The Obama Administration’s “Operation Choke Point” was “one of the most dangerous programs” that former FDIC Chairman William Isaac said he had ever seen in his career as a bank regulator, wrote Isaac in The Hill in 2014.
A “non-profit” credit union magnate affiliated with that “dangerous” operation is now lobbying to regulate fellow lenders in states across the country, reports Palmetto State News.
Operation Choke Point, involving the Department of Justice and the Consumer Financial Protection Bureau, “sought to eliminate the ability of businesses that federal regulators deem distasteful, exploitative, or dangerous to obtain financing from major American banks,” reported the Washington Free Beacon in 2015, according to the report.
The Free Beacon reported that the operation’s critics said it was “designed to shut down legitimate businesses that the Obama administration opposes on ideological grounds by pressuring banks to stop lending to the classes of businesses it singles out as allegedly destructive or illegitimate.”
Also affiliated with that program was an “Advisory Committee on Economic Inclusion” formed in 2006 by the Federal Deposit Insurance Commission. A member of the inaugural committee was Martin Eakes, the founder of Self-Help Credit Union and its affiliated Center for Responsible Lending.
Among the legal businesses targeted by Operation Choke Point were gun stores, rare coin stores and … payday lenders.
The Free Beacon reported that, when the FDIC “floated the program, Eakes said it could be used as a means to eliminate the competition.”
“Eakes ‘suggested that the most valuable outcome of the pilot project might be to convince policymakers that there is an alternative to payday loans, thereby making it more palatable to prohibit payday loans,’ according to minutes of the meeting,” reported the Free Beacon.
Eakes is no longer on the FDIC’s advisory committee, but the president of the Eakes-created Center for Responsible Lending, Michael Calhoun, is currently on the committee, reported Palmetto State News.
Eakes’ groups have been active in the state in pushing for restrictions on fellow lenders.

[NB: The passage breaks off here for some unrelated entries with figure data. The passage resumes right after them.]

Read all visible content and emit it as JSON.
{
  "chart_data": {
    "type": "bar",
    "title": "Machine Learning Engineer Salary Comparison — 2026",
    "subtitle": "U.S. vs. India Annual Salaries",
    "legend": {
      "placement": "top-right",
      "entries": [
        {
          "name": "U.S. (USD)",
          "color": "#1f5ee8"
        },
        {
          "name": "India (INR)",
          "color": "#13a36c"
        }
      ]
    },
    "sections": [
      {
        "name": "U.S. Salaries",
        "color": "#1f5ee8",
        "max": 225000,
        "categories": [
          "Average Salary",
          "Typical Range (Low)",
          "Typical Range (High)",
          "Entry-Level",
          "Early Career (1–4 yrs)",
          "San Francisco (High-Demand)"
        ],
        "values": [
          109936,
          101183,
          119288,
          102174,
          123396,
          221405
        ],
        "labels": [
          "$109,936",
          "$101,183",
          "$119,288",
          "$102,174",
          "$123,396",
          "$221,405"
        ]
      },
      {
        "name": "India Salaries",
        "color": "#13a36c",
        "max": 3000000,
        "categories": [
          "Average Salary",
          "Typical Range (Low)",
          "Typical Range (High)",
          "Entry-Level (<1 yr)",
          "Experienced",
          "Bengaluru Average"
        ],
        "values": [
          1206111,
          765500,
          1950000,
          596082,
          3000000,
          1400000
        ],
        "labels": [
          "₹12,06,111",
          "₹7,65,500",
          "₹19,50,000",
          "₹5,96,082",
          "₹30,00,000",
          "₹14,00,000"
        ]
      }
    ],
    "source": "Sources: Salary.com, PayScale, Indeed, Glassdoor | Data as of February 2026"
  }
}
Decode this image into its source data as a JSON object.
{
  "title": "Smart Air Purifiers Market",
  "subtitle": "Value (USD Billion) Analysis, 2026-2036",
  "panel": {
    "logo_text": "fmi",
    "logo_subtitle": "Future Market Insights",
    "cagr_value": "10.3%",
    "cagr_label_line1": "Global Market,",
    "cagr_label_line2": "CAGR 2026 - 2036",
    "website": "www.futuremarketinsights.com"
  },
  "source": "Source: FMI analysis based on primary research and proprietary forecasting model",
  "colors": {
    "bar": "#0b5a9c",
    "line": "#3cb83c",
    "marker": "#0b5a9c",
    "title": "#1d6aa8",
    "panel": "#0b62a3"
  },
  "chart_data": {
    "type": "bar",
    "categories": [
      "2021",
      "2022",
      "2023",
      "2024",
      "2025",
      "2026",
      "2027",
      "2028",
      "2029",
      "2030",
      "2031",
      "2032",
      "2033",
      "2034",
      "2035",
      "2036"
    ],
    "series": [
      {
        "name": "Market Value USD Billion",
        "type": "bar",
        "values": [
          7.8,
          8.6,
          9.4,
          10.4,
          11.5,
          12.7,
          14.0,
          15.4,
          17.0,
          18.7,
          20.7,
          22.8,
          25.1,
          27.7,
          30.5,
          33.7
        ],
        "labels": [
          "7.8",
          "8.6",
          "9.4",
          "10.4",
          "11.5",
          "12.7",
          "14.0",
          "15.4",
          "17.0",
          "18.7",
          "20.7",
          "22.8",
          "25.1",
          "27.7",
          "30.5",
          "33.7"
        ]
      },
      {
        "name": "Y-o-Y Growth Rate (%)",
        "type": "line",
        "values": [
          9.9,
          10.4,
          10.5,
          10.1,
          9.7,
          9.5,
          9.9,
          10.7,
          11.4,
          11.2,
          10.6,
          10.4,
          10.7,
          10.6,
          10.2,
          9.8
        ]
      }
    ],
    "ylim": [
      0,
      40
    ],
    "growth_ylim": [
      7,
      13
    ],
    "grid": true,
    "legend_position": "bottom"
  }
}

Two years ago, Eakes’ credit unions and the Center for Responsible Lending were involved in successfully lobbying for Illinois to enact a 36% rate cap. Last year, a study conducted by professors at Mississippi State University and Mississippi College and a member of the Federal Reserve Board of Governors found that access to loans decreased after enactment of the rate cap.
Specifically, the number of loans to subprime borrowers decreased by 38%.
These days, Eakes’ organizations are pushing for new restrictions on marketing by installment lenders in South Carolina, after failing to get a 36% rate cap passed in the previous session. “Front and center” in the lobbying effort is the head of Eakes’ credit union in South Carolina — Kerri Smith — who is concurrently running for in the Republican Primary for the State House against State Rep. Ashley Trantham (R-Greenville), a member of the state’s Freedom Caucus.
The fate of the South Carolina bill is unknown, but its apparent that Eakes is bringing his “network of business and advocacy groups” to bear which, reported the Free Beacon, “has cumulatively received more than $380 million in federal grants, loans, and other taxpayer assistance since 1996” and “has spent millions lobbying the federal government on measures including additional regulations on those lenders.”